North Carolina A&T golfer and NBA champion JR Smith has played golf with some of the greatest NBA players of all-time, including Michael Jordan and Stephen Curry.
Smith told Jemele Hill he’s played Jordan about five times, and the games have mostly been competitive. He said he has bet Michael Jordan, but mostly for about $500.
“He has games with people like myself. And then he has games with his boys when the numbers is real crazy,” Smith said. “I ain’t getting in that one. I’m gonna stay here, go ahead and boogey. He be over there $5-10,000 putts and all this other s–t. I ain’t doing that. Nah, bruh. I ain’t even a member yet.”

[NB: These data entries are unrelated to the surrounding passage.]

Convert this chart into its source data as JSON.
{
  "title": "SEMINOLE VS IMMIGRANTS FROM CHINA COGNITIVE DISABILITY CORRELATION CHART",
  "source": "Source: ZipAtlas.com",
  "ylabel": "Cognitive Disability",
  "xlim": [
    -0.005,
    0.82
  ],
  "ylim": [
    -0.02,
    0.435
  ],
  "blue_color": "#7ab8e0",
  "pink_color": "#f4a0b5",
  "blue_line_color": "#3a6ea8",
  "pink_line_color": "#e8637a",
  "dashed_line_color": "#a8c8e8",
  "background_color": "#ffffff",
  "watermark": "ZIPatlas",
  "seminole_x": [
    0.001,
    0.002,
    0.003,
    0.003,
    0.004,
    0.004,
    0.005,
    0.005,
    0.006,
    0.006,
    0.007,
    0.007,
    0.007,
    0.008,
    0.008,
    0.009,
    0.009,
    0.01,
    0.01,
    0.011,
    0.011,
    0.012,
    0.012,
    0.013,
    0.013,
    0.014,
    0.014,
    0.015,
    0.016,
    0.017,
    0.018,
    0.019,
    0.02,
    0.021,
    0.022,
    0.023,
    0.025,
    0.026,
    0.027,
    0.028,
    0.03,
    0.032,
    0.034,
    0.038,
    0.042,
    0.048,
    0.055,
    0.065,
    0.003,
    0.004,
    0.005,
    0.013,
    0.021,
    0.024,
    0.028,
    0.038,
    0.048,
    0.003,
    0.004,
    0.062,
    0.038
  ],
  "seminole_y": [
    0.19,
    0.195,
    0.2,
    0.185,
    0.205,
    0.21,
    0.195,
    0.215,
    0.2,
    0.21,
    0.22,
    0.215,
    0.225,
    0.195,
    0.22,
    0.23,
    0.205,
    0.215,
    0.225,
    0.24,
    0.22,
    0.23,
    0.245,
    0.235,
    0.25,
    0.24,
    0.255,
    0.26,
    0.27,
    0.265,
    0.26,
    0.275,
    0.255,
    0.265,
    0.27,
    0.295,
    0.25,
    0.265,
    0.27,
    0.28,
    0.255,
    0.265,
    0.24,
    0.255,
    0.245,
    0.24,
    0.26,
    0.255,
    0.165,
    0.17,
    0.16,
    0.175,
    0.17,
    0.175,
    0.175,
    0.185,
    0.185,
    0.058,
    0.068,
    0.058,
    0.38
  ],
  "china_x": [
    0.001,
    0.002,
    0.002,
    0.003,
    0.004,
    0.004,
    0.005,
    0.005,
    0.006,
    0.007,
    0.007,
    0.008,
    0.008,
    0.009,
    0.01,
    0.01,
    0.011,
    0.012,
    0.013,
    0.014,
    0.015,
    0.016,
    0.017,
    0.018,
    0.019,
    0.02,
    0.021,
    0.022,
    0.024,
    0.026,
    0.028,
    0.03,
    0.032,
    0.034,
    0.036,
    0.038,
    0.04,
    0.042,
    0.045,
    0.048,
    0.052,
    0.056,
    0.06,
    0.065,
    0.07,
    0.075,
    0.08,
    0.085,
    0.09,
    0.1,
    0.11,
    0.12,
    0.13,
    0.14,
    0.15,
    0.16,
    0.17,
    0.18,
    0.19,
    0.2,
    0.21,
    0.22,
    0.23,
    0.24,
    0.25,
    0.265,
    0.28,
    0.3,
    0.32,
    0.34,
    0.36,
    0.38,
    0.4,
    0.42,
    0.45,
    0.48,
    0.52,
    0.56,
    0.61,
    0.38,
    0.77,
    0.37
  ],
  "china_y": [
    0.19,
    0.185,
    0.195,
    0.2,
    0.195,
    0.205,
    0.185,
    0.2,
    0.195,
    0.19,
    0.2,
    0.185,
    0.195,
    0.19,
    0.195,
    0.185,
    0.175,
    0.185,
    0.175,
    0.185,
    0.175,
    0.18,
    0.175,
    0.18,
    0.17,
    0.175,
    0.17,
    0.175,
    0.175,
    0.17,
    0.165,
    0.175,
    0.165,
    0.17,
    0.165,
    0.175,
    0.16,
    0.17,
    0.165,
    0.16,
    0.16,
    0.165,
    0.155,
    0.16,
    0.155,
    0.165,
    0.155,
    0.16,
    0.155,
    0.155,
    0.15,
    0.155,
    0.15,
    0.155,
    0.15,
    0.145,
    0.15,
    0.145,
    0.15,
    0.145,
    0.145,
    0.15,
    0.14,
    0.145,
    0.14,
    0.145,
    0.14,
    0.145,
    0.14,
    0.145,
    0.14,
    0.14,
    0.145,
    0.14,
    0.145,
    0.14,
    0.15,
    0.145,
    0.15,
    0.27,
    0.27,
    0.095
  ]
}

Smith was asked on a recent podcast episode of ‘Jemele Hill is Unbothered’ about the best NBA player he’s golfed against, and he didn’t hesitate to give it to the four-time NBA champion. Hill asked Smith if he won and he was very candid about it.
“Nah, he smoked me. He beat me by like 15 shots,” Smith said with a laugh. “I think this was like at CP (Chris Paul) wedding in Charlotte. I ain’t played with him since, though. But I can get him now though.”
Stephen Curry, of course, is a sponsor and booster for Howard University golf. Smith, meanwhile, is heading into his junior year at North Carolina A&T.
Smith said he had to change his approach to school over time.
“I was trying to accelerate it and graduate in three years and do all this other stuff and I was like, ‘let me slow walk this thing,” Smith told Hill. “It’s a lot of work. It’s a lot of papers hitting this desk.”
Smith said he currently works with a tutor and carves out three hours a day, five days per week, to keep up with his coursework.
“My first year – last year – I literally tried to do it like high school,” Smith said. “I was literally getting burned out to not doing nothing to locking in like I’m in an office or something. My brain was literally crashed with information. It started affecting my golf game.”
Smith said he is done with his prerequisites in the classroom and is looking forward to finishing strong.
“I’m really excited about the next two years because I really get to pick and choose the meat and potatoes of what I really want to learn,” Smith told Hill.
Smith said that attending predominately white high schools was the driving force behind his desire to go to an HBCU.
“I knew I wanted to learn from people that looked like me. I felt like – for one – they not going to sugarcoat nothing,” Smith said.
Beyond golf and grades, Smith indicated that his time at North Carolina A&T has impacted his way of thinking as a whole.
“That Eurocentric mindset is a tough thing to break. And for me, I knew, that’s one thing I didn’t want to have going forward. It’s harder because once you really understand it – you got kids – it’s like s–t. I put my kids behind the 8-Ball. Now I gotta de-program y’all,” Smith said with a chuckle. “But it’s for real. I’m on it. We on it.”